Friday Reverse Puzzler: Secession, Recognition, and Ukrainian Politics

By Bridget Coggins

Many Fridays we take a single puzzling question on contemporary political violence and take a go at answering it together. This Friday, I’m going to alter that format a bit and offer answers to your questions regarding the conflict over secession and recognition in Ukraine. As it turns out, my forthcoming book addresses just this kind of international political wrangling over self-determination and, if I can, I’m happy to help clarify the situation.

I’ll start with a question from Twitter:

First, as we say on the Internet, “IANAL (I am not a lawyer).” A Lawyer will likely give you a different answer than this political scientist.[1] Still, I am an expert in this particular area of the law, so here goes.

The Obama Administration is not against a referendum on independence for Crimea per se; it is opposed to the particular circumstances surrounding the referendum planned for March 15th. Unlike most constitutions, the Ukrainian constitution actually does contain a provision for a countrywide referendum on issues like secession and territorial change. It requires, in addition to other criteria, that 3 million signatures be collected in support of an issue before a national referendum will be scheduled. This referendum has not met that standard, nor is it planned for the entirety of the Ukraine; instead it appears that the vote will be limited to the population within Crimea. When the Obama administration argues that the referendum violates Ukrainian law, this is likely what they are referring to.

Via the CIA World Factbook.
Via the CIA World Factbook.

Russia is in violation of international law because it has contravened Ukrainian territorial integrity and sovereignty through its military intervention. There is little grey area here insofar as the law is concerned, but many political scientists question the true power of the sovereignty norm in practice. Stephen Krasner has gone so far as to label it “organized hypocrisy” because state leaders violate the norm so often. Any referendum that takes place at the barrel of a gun though, is probably not likely to be free or fair in any conventional sense of the term.

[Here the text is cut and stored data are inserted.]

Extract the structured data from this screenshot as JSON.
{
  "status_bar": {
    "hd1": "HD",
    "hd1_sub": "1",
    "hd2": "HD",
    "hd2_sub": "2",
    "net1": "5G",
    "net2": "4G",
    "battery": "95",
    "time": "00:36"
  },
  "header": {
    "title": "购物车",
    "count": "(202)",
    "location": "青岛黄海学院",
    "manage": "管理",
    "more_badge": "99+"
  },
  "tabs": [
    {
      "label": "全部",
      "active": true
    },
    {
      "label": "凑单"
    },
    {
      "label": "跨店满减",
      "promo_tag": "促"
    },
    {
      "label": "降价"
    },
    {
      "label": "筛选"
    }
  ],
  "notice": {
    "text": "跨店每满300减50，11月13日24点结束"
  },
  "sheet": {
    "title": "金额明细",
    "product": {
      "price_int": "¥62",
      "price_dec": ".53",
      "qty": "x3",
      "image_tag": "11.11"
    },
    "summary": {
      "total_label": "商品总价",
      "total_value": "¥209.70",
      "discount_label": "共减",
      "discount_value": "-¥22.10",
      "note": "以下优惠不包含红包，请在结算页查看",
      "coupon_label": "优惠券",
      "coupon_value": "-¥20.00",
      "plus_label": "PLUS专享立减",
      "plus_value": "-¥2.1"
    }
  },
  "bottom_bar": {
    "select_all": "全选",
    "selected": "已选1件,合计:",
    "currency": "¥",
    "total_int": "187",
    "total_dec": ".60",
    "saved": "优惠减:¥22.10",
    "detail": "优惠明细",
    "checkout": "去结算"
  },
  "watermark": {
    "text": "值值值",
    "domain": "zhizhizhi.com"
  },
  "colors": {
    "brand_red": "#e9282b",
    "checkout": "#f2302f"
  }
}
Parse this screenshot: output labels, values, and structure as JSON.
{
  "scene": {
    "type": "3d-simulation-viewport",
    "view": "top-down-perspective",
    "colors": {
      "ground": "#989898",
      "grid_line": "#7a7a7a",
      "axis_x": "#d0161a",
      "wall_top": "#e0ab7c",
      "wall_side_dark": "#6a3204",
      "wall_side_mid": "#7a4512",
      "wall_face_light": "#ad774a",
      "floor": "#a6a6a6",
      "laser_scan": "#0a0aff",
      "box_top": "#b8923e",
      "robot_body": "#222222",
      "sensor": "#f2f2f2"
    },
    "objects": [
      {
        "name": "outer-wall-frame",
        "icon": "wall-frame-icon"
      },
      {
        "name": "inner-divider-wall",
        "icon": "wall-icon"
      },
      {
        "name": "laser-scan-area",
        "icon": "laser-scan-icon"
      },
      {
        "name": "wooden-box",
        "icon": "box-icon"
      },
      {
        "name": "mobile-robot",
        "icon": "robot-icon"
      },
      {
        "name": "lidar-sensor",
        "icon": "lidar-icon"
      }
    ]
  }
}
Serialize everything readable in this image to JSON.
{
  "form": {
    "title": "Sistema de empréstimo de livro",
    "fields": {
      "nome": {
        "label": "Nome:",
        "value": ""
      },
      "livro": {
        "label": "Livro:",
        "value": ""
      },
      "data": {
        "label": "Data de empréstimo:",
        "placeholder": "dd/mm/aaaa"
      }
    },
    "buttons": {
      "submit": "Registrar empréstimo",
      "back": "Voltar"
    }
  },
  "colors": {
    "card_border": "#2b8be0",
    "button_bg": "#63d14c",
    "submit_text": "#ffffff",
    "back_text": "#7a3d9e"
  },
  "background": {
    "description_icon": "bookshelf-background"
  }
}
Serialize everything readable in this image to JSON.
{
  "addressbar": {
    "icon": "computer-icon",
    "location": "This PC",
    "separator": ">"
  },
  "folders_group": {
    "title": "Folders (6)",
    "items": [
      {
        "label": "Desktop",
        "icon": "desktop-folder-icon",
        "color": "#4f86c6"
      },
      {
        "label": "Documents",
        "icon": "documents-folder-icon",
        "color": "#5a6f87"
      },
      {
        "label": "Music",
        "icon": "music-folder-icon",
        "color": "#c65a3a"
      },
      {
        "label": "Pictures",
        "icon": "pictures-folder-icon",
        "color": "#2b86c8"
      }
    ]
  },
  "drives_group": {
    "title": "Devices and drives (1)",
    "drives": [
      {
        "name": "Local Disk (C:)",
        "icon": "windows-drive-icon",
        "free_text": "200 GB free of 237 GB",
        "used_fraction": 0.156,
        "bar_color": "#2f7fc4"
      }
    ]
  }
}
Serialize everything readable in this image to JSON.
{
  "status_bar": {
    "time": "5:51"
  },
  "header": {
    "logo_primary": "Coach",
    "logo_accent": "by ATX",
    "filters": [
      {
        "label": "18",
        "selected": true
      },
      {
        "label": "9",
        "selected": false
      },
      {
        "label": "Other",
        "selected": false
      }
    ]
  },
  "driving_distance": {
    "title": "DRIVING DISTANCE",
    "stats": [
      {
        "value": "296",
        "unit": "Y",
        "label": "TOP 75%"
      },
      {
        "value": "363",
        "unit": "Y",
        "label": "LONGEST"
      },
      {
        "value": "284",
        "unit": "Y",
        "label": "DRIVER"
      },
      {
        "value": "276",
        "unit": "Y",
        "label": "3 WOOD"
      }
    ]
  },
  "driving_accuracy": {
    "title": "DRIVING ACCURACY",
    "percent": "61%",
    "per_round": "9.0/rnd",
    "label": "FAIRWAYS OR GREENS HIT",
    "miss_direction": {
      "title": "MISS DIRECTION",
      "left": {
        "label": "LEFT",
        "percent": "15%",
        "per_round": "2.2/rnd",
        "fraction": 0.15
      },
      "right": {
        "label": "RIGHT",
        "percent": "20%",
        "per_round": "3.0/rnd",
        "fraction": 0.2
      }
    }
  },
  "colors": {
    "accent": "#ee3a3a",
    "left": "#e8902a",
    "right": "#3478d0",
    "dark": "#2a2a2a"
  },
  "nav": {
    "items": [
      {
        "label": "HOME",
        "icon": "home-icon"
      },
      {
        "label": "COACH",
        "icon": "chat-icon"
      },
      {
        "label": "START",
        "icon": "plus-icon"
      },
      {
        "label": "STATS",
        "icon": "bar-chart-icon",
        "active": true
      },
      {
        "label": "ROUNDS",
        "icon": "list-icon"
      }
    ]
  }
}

This situation is different from that between North and South Sudan along a number of dimensions, but the most relevant is probably that the Bashir government ultimately yielded to international pressure for South Sudan’s referendum in accordance with the CPA and further agreed to abide by the results. Because the decision to separate was decided via a mutually agreed upon domestic process, external recognition was quickly granted to the South. There is no such agreement in this case. And it seems likely that a national referendum would not yield independence for Crimea; even the public within Crimea is not decisively pro-Russian Federation accession.

As for external recognition, this has always (to the chagrin of many international jurists) been up to the discretion of the individual country granting it. Even where there is unambiguous popular sovereignty, outsiders are not compelled by law to recognize its existence or to establish diplomatic relations with the new state (or new government in the case of revolution). As one of the foremost international legal scholars on the topic Gerhard von Glahn argues, diplomatic recognition is really “a political act with legal consequences” and not a purely legal act. This is why some actors that seem like independent states are denied formal membership in the international community and others, perhaps like your South Sudan example, that don’t seem to exercise much control and authority at all nevertheless have full seats in the United Nations.

[1] International law has a much stronger normative bent than political science.

9 comments
  1. In most of the cases since the breakup of the Soviet Union, recognition of statehood (and assistance in becoming independent by the U.S.) also has a tendency to occur in areas where ethnic cleansing and genocide had occurred. That one isn’t ironclad, and obviously American interests often dictate which places the American government does and does not recognize as sovereign nations, but that is a common factor among them.

    I don’t think that comes quite from a desire to punish states that attempt to wipe out populations but more (at the policy making level anyway) from the opinion that when the government goes that far it means that effectively all pretenses of a united nation have been wiped away and it is clear that the people of that region are politically separate from the people of the rest of the nation.

    And despite what people say, the sovereignty of state borders is actually something the American government takes seriously. Note that in the aftermath of the invasion of Iraq, the U.S. did little to support Iraqi Kurdish ambitions of independence, even though the Iraqi Kurds had done far more to support the American military than the Iraqi Shia or Iraqi Sunni had.

  2. Questions, Grant, not answers! 😉 I’d argue that, “not genocide” is far down on the list of reasons why the Obama Administration won’t recognize Crimean independence/accession to Russia.

  3. Bridget, What can you tell us about precedents for a territory not asking for independence but to be annexed to another? Sudetenland? Texas?

  4. If Crimea is being annexed to Russia, via the referendum, then does state recognition even matter? Crimea would essentially be subsumed by Russia, so do you see some states recognizing the “new” Russia?

  5. Great idea for a thread!

    I have one question. As far as I understand, the referendum in Crimea will not be about independence, as in Scotland, but about joining Russia. Do these two kinds of referenda work the same way? Would Russia somehow have to vote on whether or not they accept Crimea into the ‘union’? Are there any precedents for this?